Aerial of the Hanford Site's 100K Area from October 2022.
Hanford’s 100 Area is the part of the Hanford Site located along the banks of the Columbia River. It is where Hanford’s nine former plutonium production reactors are found. The nine reactors (B Reactor, C Reactor, D Reactor, DR Reactor, F Reactor, H Reactor, K East Reactor, K West Reactor, and N Reactor) were built between 1943 and 1965. They were constructed next to the river because of the availability of hydroelectric power and cooling water needed to operate them.
These reactors were needed to facilitate the process by which the natural element uranium was changed into the man-made element plutonium, which was the critical substance required for atomic weapons to be produced. The Hanford reactors used a process called a chain reaction to change uranium into plutonium. During Hanford’s plutonium production mission from 1943 through 1987, tons of plutonium were produced by hundreds of thousands of tons of uranium fuel rods being subjected to the chain reactions inside the reactors.
This process of producing plutonium was extremely inefficient. The years of plutonium production generated millions of tons of solid waste and billions of gallons of liquid waste. Cleaning up those wastes constitutes Hanford’s current mission for the Department of Energy.
The last operating reactor, the N Reactor, was shut down in 1988. Beginning in the 1990’s, workers began the process of “cocooning” the reactors. When a reactor is cocooned, about 80% of the buildings and auxiliary structures needed to support the reactor during its operating days are demolished. The remaining 20% of the reactor complex, including the core of the reactor itself, is enclosed in a cement-and-steel, airtight and watertight structure called a cocoon. This prevents any radiation or contamination left over from the nuclear operations from escaping into the environment. Ultimately, eight of the nine reactors at Hanford will be cocooned. C, D, DR, F, H, K East, and N Reactors are already cocooned, with K West next in line. The ninth, B Reactor, has been preserved as the B Reactor National Historic Landmark and is part of the Manhattan Project National Historical Park.

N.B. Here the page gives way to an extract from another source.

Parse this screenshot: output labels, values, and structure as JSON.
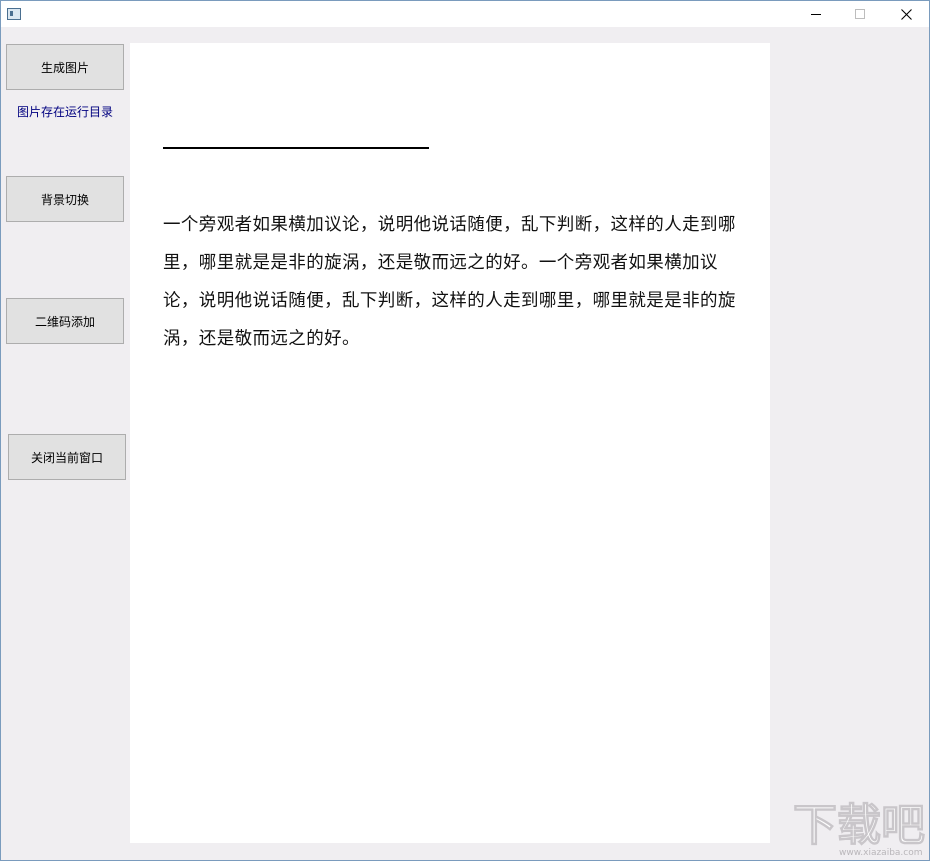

Every five years Hanford crews enter these cocooned reactors to ensure the structures remain airtight and watertight. These cocoons will be in place over the reactors for approximately 75 years, allowing the radiation within the deactivated reactors to safely decay to levels where it doesn’t pose a threat to the environment or workers performing final demolition. Hanford engineers and scientists are already working on plans to demolish the reactors following the 75-year life spans of the cocoons.